Zulhas Tantang Diskusi MBG, Ketua BEM UGM: Fokus Angkat Beras Saja

- Ketua BEM UGM, Tiyo Ardianto, menolak tantangan diskusi dari Menko Pangan Zulkifli Hasan dan menyindir agar Zulhas fokus mengangkat beras saja.
- Tiyo menegaskan hanya ingin berdiskusi soal program Makan Bergizi Gratis langsung dengan Presiden Prabowo Subianto karena dianggap sebagai penggagas utama program tersebut.
- Zulhas sebelumnya menantang Tiyo untuk berdiskusi dan meminta agar kandungan gizi dalam menu MBG selama Ramadan tetap diperhatikan sesuai standar.
Yogyakarta, IDN Times – Ketua Badan Eksekutif Mahasiswa Universitas Gadjah Mada (BEM UGM), Tiyo Ardianto, menjawab tantangan Menteri Koordinator (Menko) Bidang Pangan, Zulkifli Hasan, untuk diskusi langsung soal Makan Bergizi Gratis (MBG). Tidak berkomentar banyak, Tiyo meminta Zulhas sapaan akrab Zulkifli Hasan untuk angkat-angkat beras saja.
“Yang kami undang Presiden (diskusi soal MBG). Pak Zulhas fokus angkat-angkat beras saja,” ujar Tiyo, Kamis (26/2/2026).
Sentilan dari Tiyo itu tidak lepas dari aksi Zulhas memanggul beras saat bencana di Sumatra beberapa waktu lalu. Aksi Ketua Umum PAN tersebut banyak menjadi sorotan, viral di media sosial, dan menjadi perdebatan publik.
1. Tegaskan hanya mau diskusi dengan Prabowo

Tiyo menegaskan bahwa pihaknya hanya mau berdiskusi saol MBG ini dengan Presiden Prabowo Subianto. Bukan tanpa alasan, Tiyo hanya mau berdiskusi dengan Prabowo. Menurutnya Prabowo-lah yang paling ngotot dengan program ini.
Tiyo menyebut bahwa jajaran di pemerintah lainnya, hanya mengikuti presiden Prabowo. “Dia (Prabowo) yang paling ngotot soal MBG. Lainnya kan ABS (Asal Bapak Senang) saja itu,” kata Tiyo.
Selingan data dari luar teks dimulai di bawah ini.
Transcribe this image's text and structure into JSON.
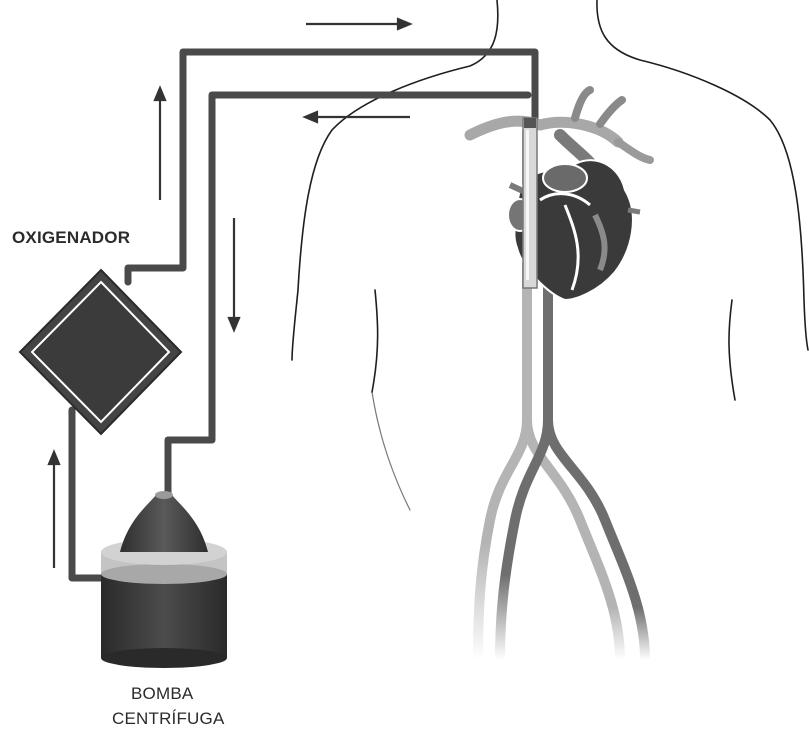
{
  "labels": {
    "oxygenator": "OXIGENADOR",
    "pump_line1": "BOMBA",
    "pump_line2": "CENTRÍFUGA"
  },
  "colors": {
    "tube": "#4a4a4a",
    "tube_highlight": "#9a9a9a",
    "artery": "#6e6e6e",
    "vein": "#b4b4b4",
    "heart_dark": "#3a3a3a",
    "heart_mid": "#707070",
    "body_outline": "#1e1e1e",
    "pump_dark": "#3c3c3c",
    "pump_light": "#bdbdbd"
  },
  "icons": {
    "flow_arrows": "arrow",
    "oxygenator": "diamond-oxygenator",
    "pump": "centrifugal-pump"
  }
}
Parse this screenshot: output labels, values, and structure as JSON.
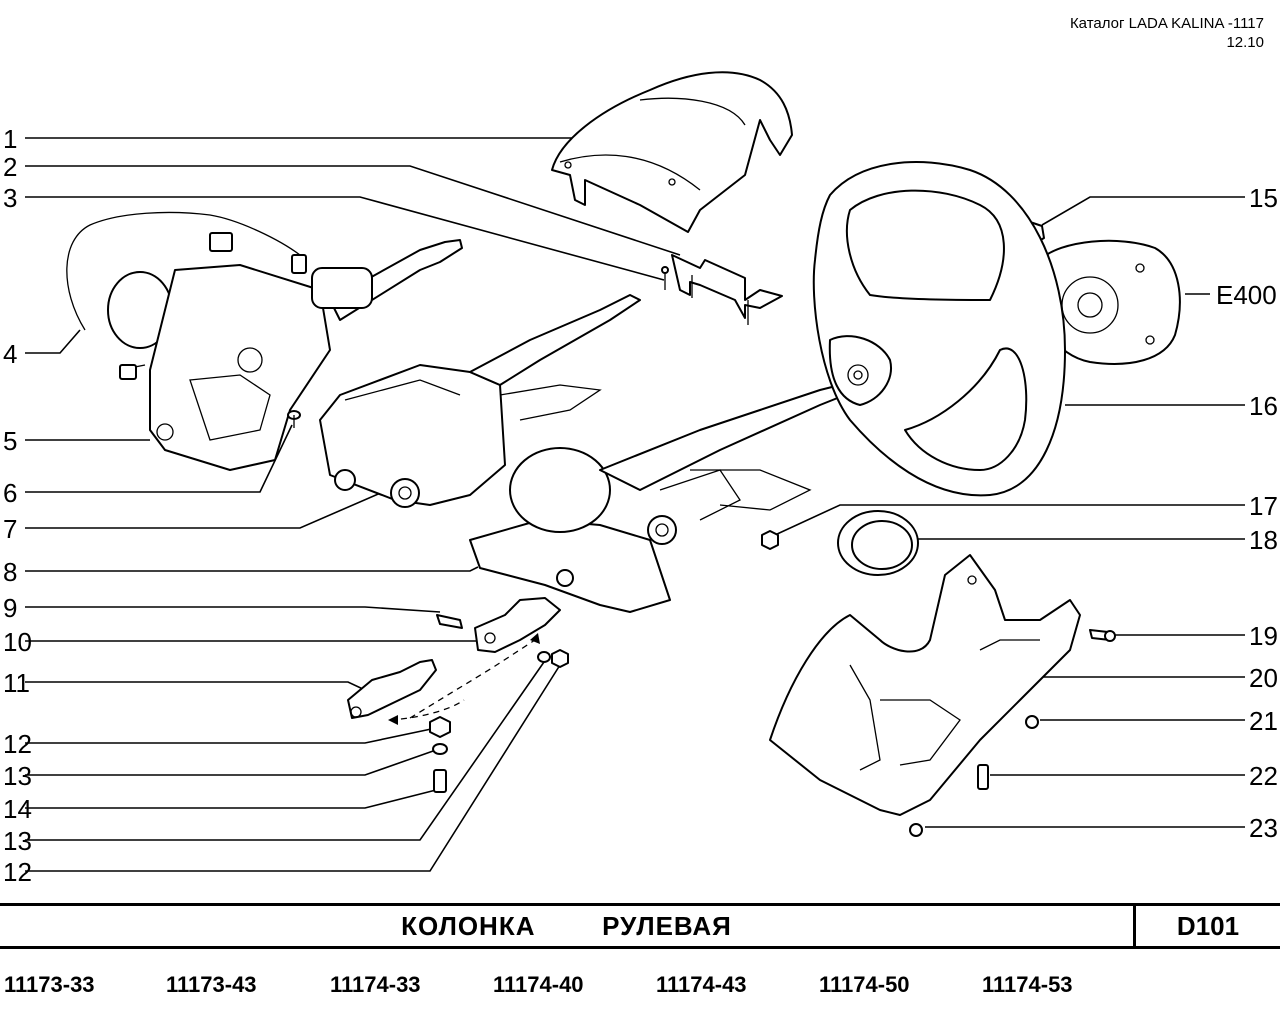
{
  "header": {
    "catalog": "Каталог LADA KALINA -1117",
    "date": "12.10"
  },
  "title": "КОЛОНКА   РУЛЕВАЯ",
  "sheet_code": "D101",
  "models": [
    "11173-33",
    "11173-43",
    "11174-33",
    "11174-40",
    "11174-43",
    "11174-50",
    "11174-53"
  ],
  "callouts_left": [
    "1",
    "2",
    "3",
    "4",
    "5",
    "6",
    "7",
    "8",
    "9",
    "10",
    "11",
    "12",
    "13",
    "14",
    "13",
    "12"
  ],
  "callouts_right": [
    "15",
    "E400",
    "16",
    "17",
    "18",
    "19",
    "20",
    "21",
    "22",
    "23"
  ]
}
Dirinya juga menyentil program MBG di momen Ramadan kali ini. Hal itu tidak lepas karena menu MBG yang dihadirkan. “Pada bulan Ramadan, konon setan dipenjara. Tapi sejak lihat menu MBG, saya tidak percaya itu,” ujar Tiyo.
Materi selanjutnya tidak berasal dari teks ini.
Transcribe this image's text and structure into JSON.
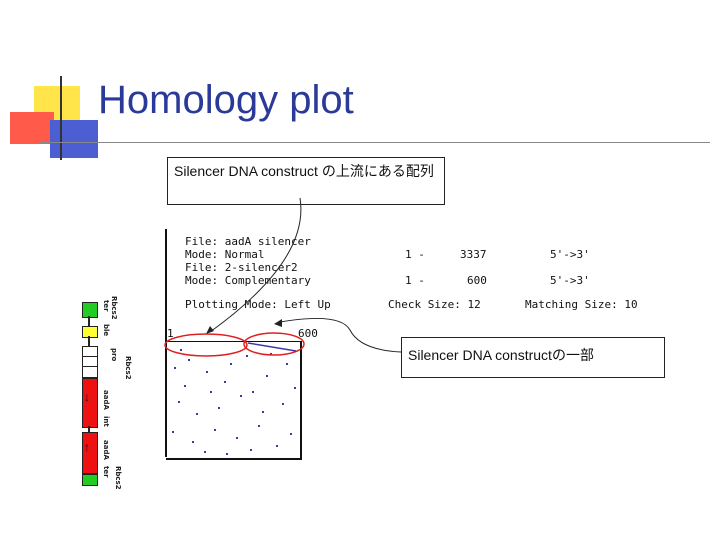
{
  "slide": {
    "title": "Homology plot",
    "callout_upstream": "Silencer DNA construct の上流にある配列",
    "callout_part": "Silencer DNA constructの一部"
  },
  "readout": {
    "line1_label": "File: aadA silencer",
    "line2_label": "Mode: Normal",
    "line2_range_start": "1 -",
    "line2_range_end": "3337",
    "line2_dir": "5'->3'",
    "line3_label": "File: 2-silencer2",
    "line4_label": "Mode: Complementary",
    "line4_range_start": "1 -",
    "line4_range_end": "600",
    "line4_dir": "5'->3'",
    "plotting_mode": "Plotting Mode: Left Up",
    "check_size": "Check Size: 12",
    "matching_size": "Matching Size: 10"
  },
  "plot": {
    "axis_start": "1",
    "axis_end": "600"
  },
  "gene_map": {
    "labels": [
      "Rbcs2",
      "ter",
      "ble",
      "pro",
      "Rbcs2",
      "aadA",
      "int",
      "aadA",
      "Rbcs2",
      "ter"
    ],
    "colors": {
      "ter": "#22cc22",
      "ble": "#ffff33",
      "aadA": "#ee1111",
      "outline": "#222222"
    }
  },
  "colors": {
    "title": "#2a3a98",
    "circle": "#e02020",
    "dots": "#3a3aa8"
  }
}
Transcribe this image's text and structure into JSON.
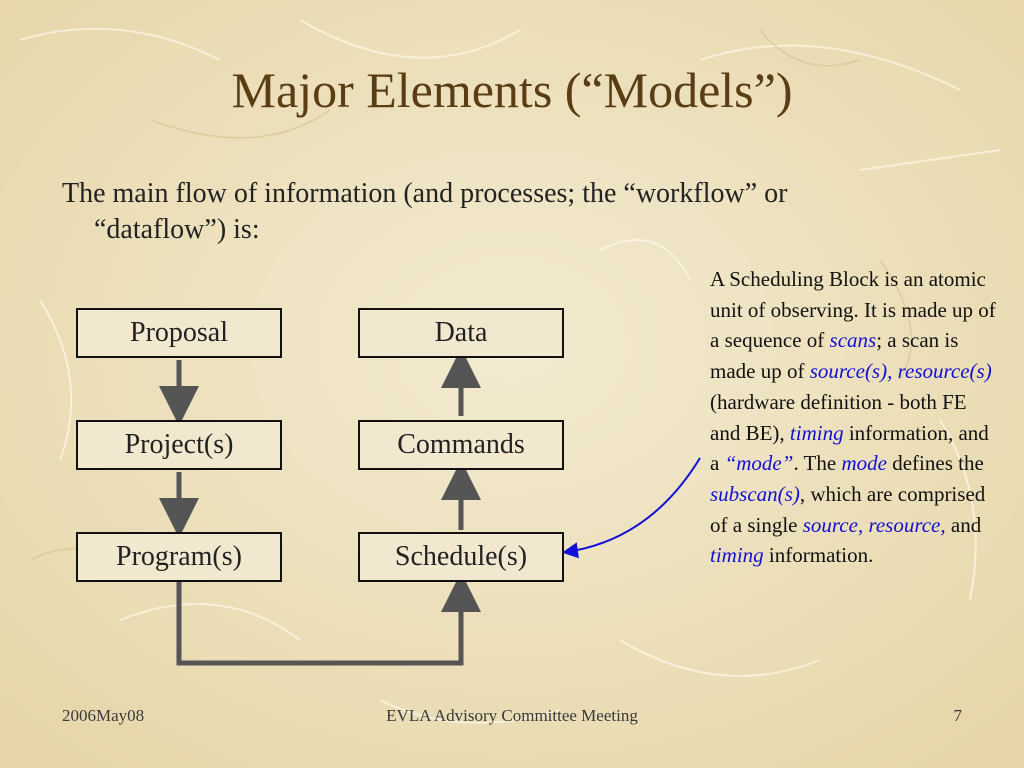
{
  "slide": {
    "title": "Major Elements (“Models”)",
    "intro_line1": "The main flow of information (and processes; the “workflow” or",
    "intro_line2": "“dataflow”) is:"
  },
  "diagram": {
    "left_boxes": [
      "Proposal",
      "Project(s)",
      "Program(s)"
    ],
    "right_boxes": [
      "Data",
      "Commands",
      "Schedule(s)"
    ]
  },
  "note": {
    "segments": [
      {
        "text": "A Scheduling Block is an atomic unit of observing. It is made up of a sequence of "
      },
      {
        "text": "scans",
        "hl": true
      },
      {
        "text": "; a scan is made up of "
      },
      {
        "text": "source(s)",
        "hl": true
      },
      {
        "text": ", ",
        "hl": true
      },
      {
        "text": "resource(s)",
        "hl": true
      },
      {
        "text": " (hardware definition - both FE and BE), "
      },
      {
        "text": "timing",
        "hl": true
      },
      {
        "text": " information, and a "
      },
      {
        "text": "“mode”",
        "hl": true
      },
      {
        "text": ".  The "
      },
      {
        "text": "mode",
        "hl": true
      },
      {
        "text": " defines the "
      },
      {
        "text": "subscan(s)",
        "hl": true
      },
      {
        "text": ", which are comprised of a single "
      },
      {
        "text": "source, resource,",
        "hl": true
      },
      {
        "text": " and "
      },
      {
        "text": "timing",
        "hl": true
      },
      {
        "text": " information."
      }
    ]
  },
  "footer": {
    "date": "2006May08",
    "meeting": "EVLA Advisory Committee Meeting",
    "page": "7"
  },
  "colors": {
    "title": "#5a3d12",
    "arrow": "#555555",
    "callout": "#1010d8",
    "background": "#efe4c3"
  }
}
2. Zulhas menantang Tiyo berdiskusi

Diketahui sebelumnya, Zulhas terang-terangn menantang Tiyo untuk berdiskusi secara langsung dengan dirinya. "Bilang kalau nggak jelas datang ke saya. Silahkan diskusi sama saya," terangnya saat mengunjungi CV Telur Intan Desa Kambingan, Kecamatan Tumpang, Kabupaten Malang pada Selasa (24/2/2026).
Di Kota Malang, Zulkifli Hasan juga mendatangi beberapa sekolah yang menerima MBG seperti di SMA Negeri 3 Kota Malang. Di sana ia menginstruksikan agar MBG terus berjalan saat bulan puasa.
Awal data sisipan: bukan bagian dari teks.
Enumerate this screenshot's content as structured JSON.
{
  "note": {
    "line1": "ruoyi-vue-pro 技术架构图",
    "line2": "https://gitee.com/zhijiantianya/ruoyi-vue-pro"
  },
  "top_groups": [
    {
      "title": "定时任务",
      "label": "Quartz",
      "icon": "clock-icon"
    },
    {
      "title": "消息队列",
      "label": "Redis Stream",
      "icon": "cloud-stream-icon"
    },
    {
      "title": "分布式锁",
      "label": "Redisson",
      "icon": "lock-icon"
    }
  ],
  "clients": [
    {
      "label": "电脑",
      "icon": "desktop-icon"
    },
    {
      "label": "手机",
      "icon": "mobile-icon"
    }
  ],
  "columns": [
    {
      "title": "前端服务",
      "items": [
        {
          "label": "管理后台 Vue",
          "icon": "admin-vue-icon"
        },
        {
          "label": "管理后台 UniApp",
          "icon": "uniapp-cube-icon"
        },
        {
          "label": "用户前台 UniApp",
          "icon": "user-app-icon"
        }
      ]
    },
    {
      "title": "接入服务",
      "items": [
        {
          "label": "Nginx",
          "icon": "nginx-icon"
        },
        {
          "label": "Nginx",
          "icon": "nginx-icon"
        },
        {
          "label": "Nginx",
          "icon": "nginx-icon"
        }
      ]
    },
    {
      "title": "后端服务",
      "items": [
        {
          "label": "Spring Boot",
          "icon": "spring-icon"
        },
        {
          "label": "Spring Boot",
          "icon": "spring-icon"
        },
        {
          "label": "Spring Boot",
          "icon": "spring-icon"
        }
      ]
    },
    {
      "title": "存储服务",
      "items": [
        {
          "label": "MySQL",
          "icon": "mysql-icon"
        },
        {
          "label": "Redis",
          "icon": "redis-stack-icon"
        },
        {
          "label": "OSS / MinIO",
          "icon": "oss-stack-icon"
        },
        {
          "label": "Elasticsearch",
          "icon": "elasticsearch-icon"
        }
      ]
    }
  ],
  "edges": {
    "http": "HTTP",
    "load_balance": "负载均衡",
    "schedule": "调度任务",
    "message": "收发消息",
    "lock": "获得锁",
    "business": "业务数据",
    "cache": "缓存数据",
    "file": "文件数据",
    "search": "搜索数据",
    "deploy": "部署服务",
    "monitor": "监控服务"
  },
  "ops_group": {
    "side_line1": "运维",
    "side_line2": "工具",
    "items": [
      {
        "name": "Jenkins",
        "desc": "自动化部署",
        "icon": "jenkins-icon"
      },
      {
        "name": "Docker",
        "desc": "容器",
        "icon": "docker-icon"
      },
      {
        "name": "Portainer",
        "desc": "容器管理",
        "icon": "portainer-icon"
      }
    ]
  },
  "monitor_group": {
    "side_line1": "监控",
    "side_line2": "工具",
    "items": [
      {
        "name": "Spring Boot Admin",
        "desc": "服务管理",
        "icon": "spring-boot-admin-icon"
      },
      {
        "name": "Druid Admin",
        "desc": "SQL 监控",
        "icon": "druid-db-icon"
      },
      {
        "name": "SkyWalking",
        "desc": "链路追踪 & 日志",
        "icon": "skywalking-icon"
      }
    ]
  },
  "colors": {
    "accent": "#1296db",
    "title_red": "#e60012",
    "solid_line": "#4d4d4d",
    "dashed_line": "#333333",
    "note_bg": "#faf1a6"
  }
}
"Sekolah yang umum diganti (MBG) kering, kalau yang pondok waktunya (MBG) digeser saat maghrib. Ibu menyusui atau balita tetap dapat makan, yang non-muslim juga tetap dapat makan," tegasnya
3. Zulhas minta perhatikan kandungan gizi MBG

Lebih lanjut, Zulhas juga mengungkapkan setiap ahli gizi di SPPG untuk memperhatikan kandungan gizi di setiap menu MBG selama bulan puasa. Setiap menu makanan juga wajib diperhatikan dan tidak boleh asal-asalan.
"Gak ada (instruksi khusus), yang terpenting memenuhi standar gizi. Harus ada protein, karbohidrat, dan serat," pungkasnya.